Oh, and my composer friend did a fifteen-page analysis of Skye Sweetnam's cover of "Wild World," which is a really amazing cover. Great insight on the little ways an artist can bring out the latent potential/subconscious response to original works. Little tough to parse in parts, tho.

And what the hell, this is very funny. Cover of "Fuck Tha Police" of sorts.

Poorly worded...what I mean is that some people don't seem to think "My Humps" is supposed to be a novelty track in the first place, therefore Alanis is somehow "making fun" of BEP. But if BEP were goofing around in the first place, this doesn't make a whole lotta sense (so the ONLY way it can really be funny, to me, is by goofing more on Alanis than on BEP).

(I mean, I've heard "My Humps" maligned for having bad lyrics. This is like complaining that "Fish Heads" doesn't make any sense.)

Your case would be stronger if My Humps hadn't won a Grammy for best song and an MTV award for best video. (Ah that Fish Heads had so much respect!) Fergie fans don't think the song is an intentionally bad novelty, they think it's hott.

I'm not sure what Fergie thinks. I probably don't want to know.

Well (1) Fergie's album's pretty close to my top ten for 2006 (which makes me a Fergie fan), (2) I think it's an intentionally good novelty with intentionally bad (but hilarious) lyrics (will.i.am sez they wrote the song in ten minutes, kinda free-association style, or so I've heard), (3) I think Fergie's a lot more self-aware than most people give her credit for, seeing as how she out-Gwenned Gwen and out-Pinked Pink (sort of) last year, (4) who sez novelties don't win Grammys or (especially!) MTV Awards?

Francis, thanks for posting that Fulks mp3. First of all, I've never heard Terry Gross give someone such an obvious setup question. Does she really ask every singer songwriter who comes on her show to "redeem" somebody else's song? I'm a pretty loyal listener and I think that's the first time I've heard her say that.

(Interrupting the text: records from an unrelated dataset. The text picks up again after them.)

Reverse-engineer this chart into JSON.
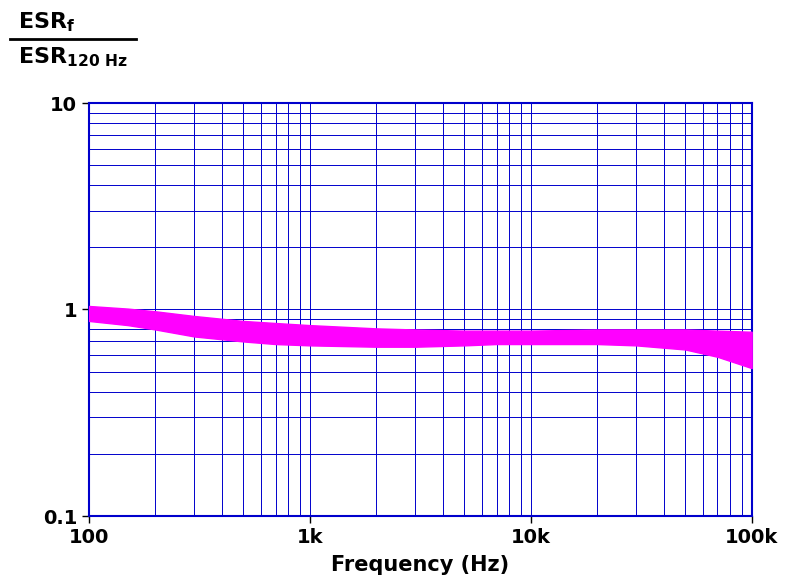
{
  "xlim": [
    100,
    100000
  ],
  "ylim": [
    0.1,
    10
  ],
  "band_color": "#FF00FF",
  "band_alpha": 1.0,
  "grid_color": "#0000CC",
  "grid_linewidth": 0.7,
  "xlabel": "Frequency (Hz)",
  "xlabel_fontsize": 15,
  "ylabel_fontsize": 15,
  "tick_fontsize": 14,
  "upper_curve_x": [
    100,
    150,
    200,
    300,
    500,
    700,
    1000,
    2000,
    3000,
    5000,
    7000,
    10000,
    20000,
    30000,
    50000,
    70000,
    100000
  ],
  "upper_curve_y": [
    1.04,
    1.01,
    0.98,
    0.93,
    0.88,
    0.86,
    0.84,
    0.81,
    0.8,
    0.79,
    0.79,
    0.79,
    0.8,
    0.8,
    0.8,
    0.79,
    0.78
  ],
  "lower_curve_x": [
    100,
    150,
    200,
    300,
    500,
    700,
    1000,
    2000,
    3000,
    5000,
    7000,
    10000,
    20000,
    30000,
    50000,
    70000,
    100000
  ],
  "lower_curve_y": [
    0.88,
    0.84,
    0.8,
    0.74,
    0.7,
    0.68,
    0.67,
    0.66,
    0.66,
    0.67,
    0.68,
    0.68,
    0.68,
    0.67,
    0.64,
    0.59,
    0.52
  ],
  "background_color": "#FFFFFF",
  "spine_color": "#0000CC",
  "spine_linewidth": 1.5
}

And despite Fulks's accurate dismissal of the lyrics as "wretched words written by people who don't speak English" he takes that one line "when you tease him you turn him on," which I think was originally supposed to be a celebration of a young girl's sexuality or something, and he turns it totally inward. When he sings "feel the beat of the tambourine" at the end you actually kind of feel like some girl at his high school dance is taking a tambourine and beating him on the head with it.

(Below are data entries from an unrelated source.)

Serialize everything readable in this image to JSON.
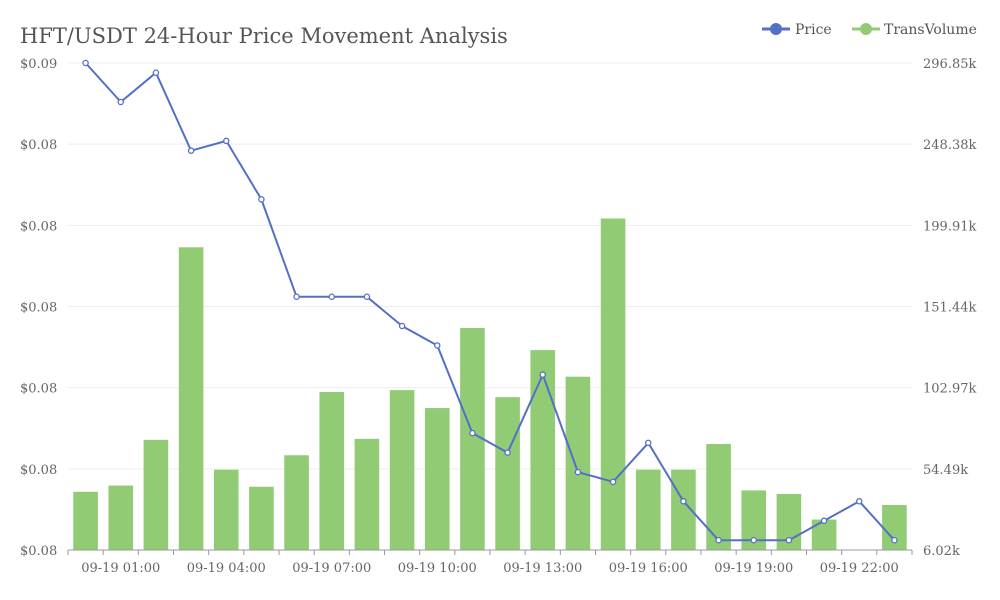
{
  "chart_data": {
    "type": "bar",
    "title": "HFT/USDT 24-Hour Price Movement Analysis",
    "categories": [
      "09-19 00:00",
      "09-19 01:00",
      "09-19 02:00",
      "09-19 03:00",
      "09-19 04:00",
      "09-19 05:00",
      "09-19 06:00",
      "09-19 07:00",
      "09-19 08:00",
      "09-19 09:00",
      "09-19 10:00",
      "09-19 11:00",
      "09-19 12:00",
      "09-19 13:00",
      "09-19 14:00",
      "09-19 15:00",
      "09-19 16:00",
      "09-19 17:00",
      "09-19 18:00",
      "09-19 19:00",
      "09-19 20:00",
      "09-19 21:00",
      "09-19 22:00",
      "09-19 23:00"
    ],
    "x_tick_labels": [
      "09-19 01:00",
      "09-19 04:00",
      "09-19 07:00",
      "09-19 10:00",
      "09-19 13:00",
      "09-19 16:00",
      "09-19 19:00",
      "09-19 22:00"
    ],
    "series": [
      {
        "name": "Price",
        "type": "line",
        "axis": "left",
        "color": "#5470c6",
        "values": [
          0.09,
          0.0896,
          0.0899,
          0.0891,
          0.0892,
          0.0886,
          0.0876,
          0.0876,
          0.0876,
          0.0873,
          0.0871,
          0.0862,
          0.086,
          0.0868,
          0.0858,
          0.0857,
          0.0861,
          0.0855,
          0.0851,
          0.0851,
          0.0851,
          0.0853,
          0.0855,
          0.0851
        ]
      },
      {
        "name": "TransVolume",
        "type": "bar",
        "axis": "right",
        "color": "#91cc75",
        "values": [
          40800,
          44500,
          71800,
          186800,
          54000,
          43800,
          62600,
          100400,
          72400,
          101500,
          90800,
          138600,
          97300,
          125400,
          109500,
          204000,
          54000,
          54000,
          69300,
          41600,
          39500,
          24200,
          6020,
          32900
        ]
      }
    ],
    "left_axis": {
      "min": 0.085,
      "max": 0.09,
      "tick_labels": [
        "$0.08",
        "$0.08",
        "$0.08",
        "$0.08",
        "$0.08",
        "$0.08",
        "$0.09"
      ]
    },
    "right_axis": {
      "min": 6020,
      "max": 296850,
      "tick_labels": [
        "6.02k",
        "54.49k",
        "102.97k",
        "151.44k",
        "199.91k",
        "248.38k",
        "296.85k"
      ]
    },
    "legend": {
      "position": "top-right",
      "items": [
        {
          "label": "Price",
          "color": "#5470c6"
        },
        {
          "label": "TransVolume",
          "color": "#91cc75"
        }
      ]
    },
    "grid": true
  }
}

taking you up on the offer to add my favorites here:

local h - "toxic"
dynamite hack - "boyz-in-the-hood"

"toxic" remains western culture's highest achievement.

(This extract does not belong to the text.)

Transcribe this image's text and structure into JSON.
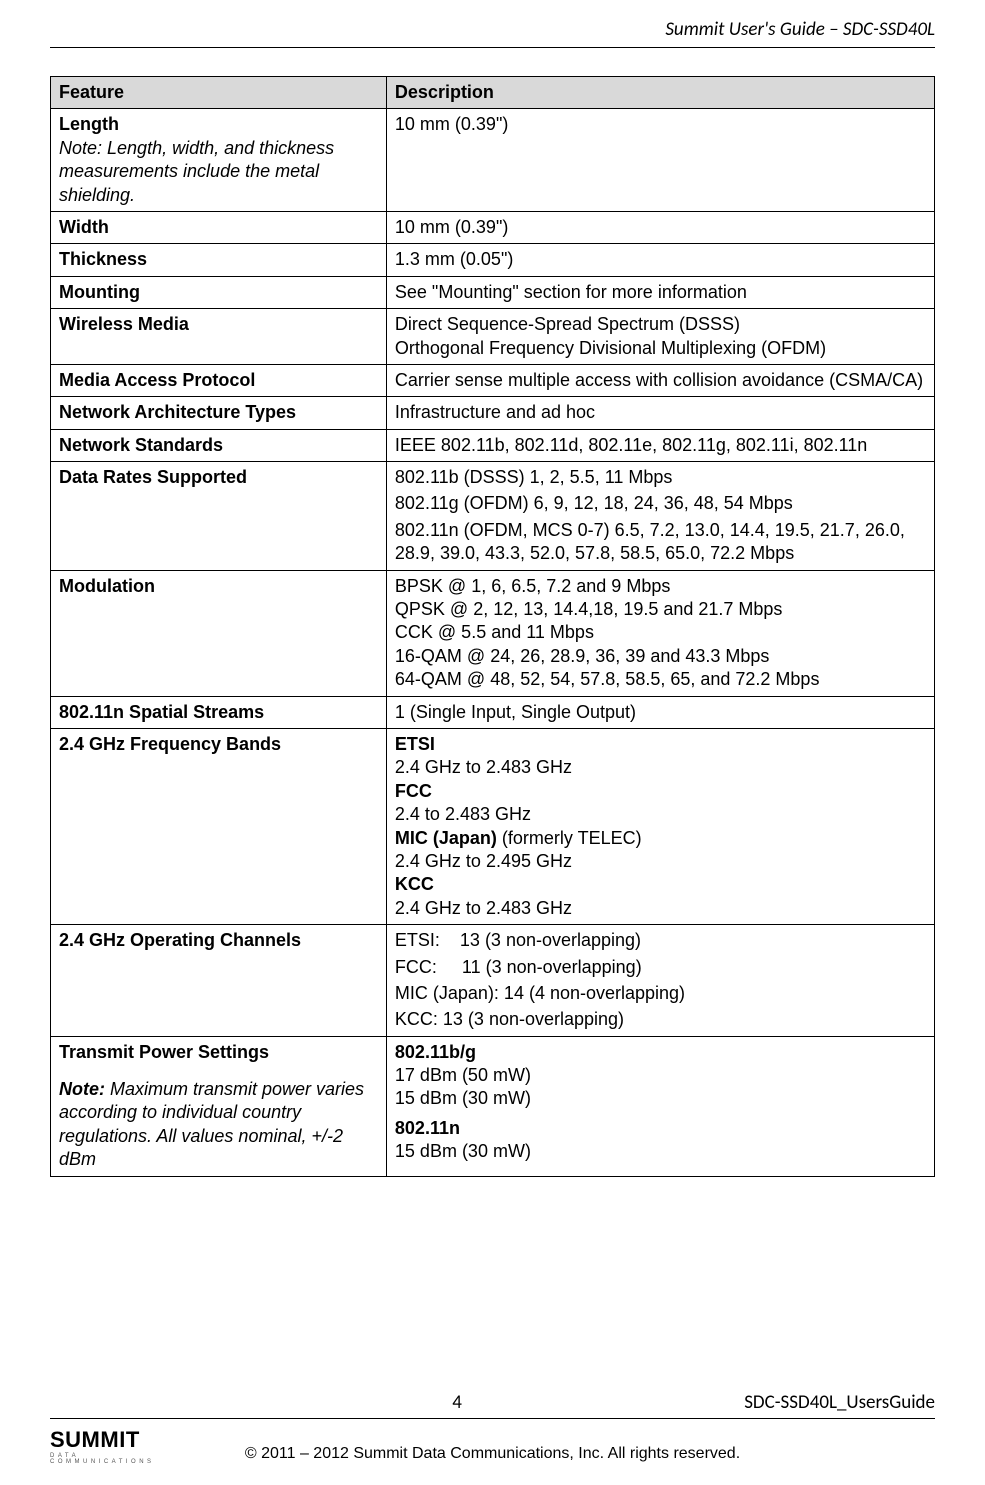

This white, plaintive, acoustic version of gangsta is a very tired genre, but surely the very best thing in it (if not the oldest) is Dynamite Hack's version of Boys in the Hood, which unlike this Gin and Juice and Straight Outta Compton, is actually better than the original for my money.

Now if I could just find an mp3 of Robbie Fulks's cover of Liz Phair's "Help Me Mary".

While I agree that white acoustic rap is a bit played, I like it anyway. I particularly like Coulton's Baby Got Back, synched up with the original video.